NEW YORK (Reuters) - Discount retailer Target Corp TGT.N said on Thursday it has scaled back its 2009 store opening plans and toughened standards in its credit card business to improve results in an economic slowdown.
“We are not happy with the current pace of our sales, and we are working diligently to drive our top-line performance,” said Chief Executive Officer Gregg Steinhafel, speaking at an analyst and investor meeting broadcast over the Internet.
While Target has made a name for itself selling cheap but trendy designer clothes and home decor, its business has faltered recently as shoppers shift spending in favor of basics, like food and toiletries.
In August, it reported its fourth straight quarterly profit decline even as larger rival Wal-Mart Stores Inc WMT.N saw profits rise from consumers seeking out bargains.
Target said on Thursday it has reduced its 2009 store opening plans, canceling some projects that no longer make financial sense.
“We’ll now open about 70 net new stores in 2009, and we know we will open fewer still in 2010, although it’s a bit premature to speculate just how many,” said Chief Financial Officer Doug Scovanner.
In August, Target said that for 2009, it was projecting adding about 70 to 75 net new stores.
The retailer also told analysts it is working to improve results in its credit card business.

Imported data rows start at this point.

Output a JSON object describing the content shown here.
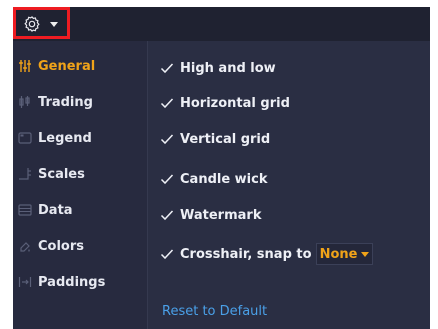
{
  "toolbar": {
    "settings_icon": "gear-icon",
    "dropdown_icon": "caret-down-icon"
  },
  "sidebar": {
    "items": [
      {
        "label": "General",
        "icon": "sliders-icon",
        "active": true
      },
      {
        "label": "Trading",
        "icon": "trading-icon",
        "active": false
      },
      {
        "label": "Legend",
        "icon": "legend-icon",
        "active": false
      },
      {
        "label": "Scales",
        "icon": "scales-icon",
        "active": false
      },
      {
        "label": "Data",
        "icon": "data-icon",
        "active": false
      },
      {
        "label": "Colors",
        "icon": "colors-icon",
        "active": false
      },
      {
        "label": "Paddings",
        "icon": "paddings-icon",
        "active": false
      }
    ]
  },
  "general": {
    "options": [
      {
        "label": "High and low",
        "checked": true
      },
      {
        "label": "Horizontal grid",
        "checked": true
      },
      {
        "label": "Vertical grid",
        "checked": true
      },
      {
        "label": "Candle wick",
        "checked": true
      },
      {
        "label": "Watermark",
        "checked": true
      },
      {
        "label": "Crosshair, snap to",
        "checked": true
      }
    ],
    "snap_value": "None",
    "reset_label": "Reset to Default"
  },
  "colors": {
    "accent": "#f0a319",
    "link": "#4aa0e8",
    "highlight_border": "#ee1c22",
    "panel": "#2a2e43"
  }
}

Earlier this year, Target sold a 47 percent interest in its credit card business to JPMorgan Chase & Co JPM.N for an initial investment of $3.6 billion. Target continues to run that operation.
As the economy has deteriorated, analysts have feared the credit card operations will hurt Target’s profits as more customers fail to pay their bills. Earlier this month, Target warned its third-quarter earnings per share could miss Wall Street estimates as more credit card loans go bad.
Target shares fell 1.4 percent to $32.96 in afternoon trading.
LIMITING CREDIT RISK
Target said on Thursday it has increased its collections “intensity,” making contact with card holders earlier than in the past when they fail to pay their bills. It has also become more aggressive in reducing credit lines for card holders.
Scovanner said credit card segment profit for 2008 will likely be below levels it reported in 2005.
Target also said it is placing more emphasis on the “Pay Less” side of its “Expect More. Pay Less” tagline to appeal to cash-strapped shoppers. For instance, it is putting fewer items in its weekly circular, but putting more emphasis on prices.
As shoppers remain focused on buying necessities, Target also said it is testing a general merchandise store with a bigger selection of food, such as frozen and perishable items.
But Steinhafel made it clear that the retailer does not intend to change its long-term business strategy of differentiating itself with unique, trendy merchandise.
“Let me be clear, the changes we are driving will not change the essence of the Target brand or the Target shopping experience,” he said.
“Staying true to the strategy and brand experience that have driven our success for decades is imperative if we are to remain relevant to our guests and continue to be the leader in the retailer industry long after the current economic crisis is behind us,” he said.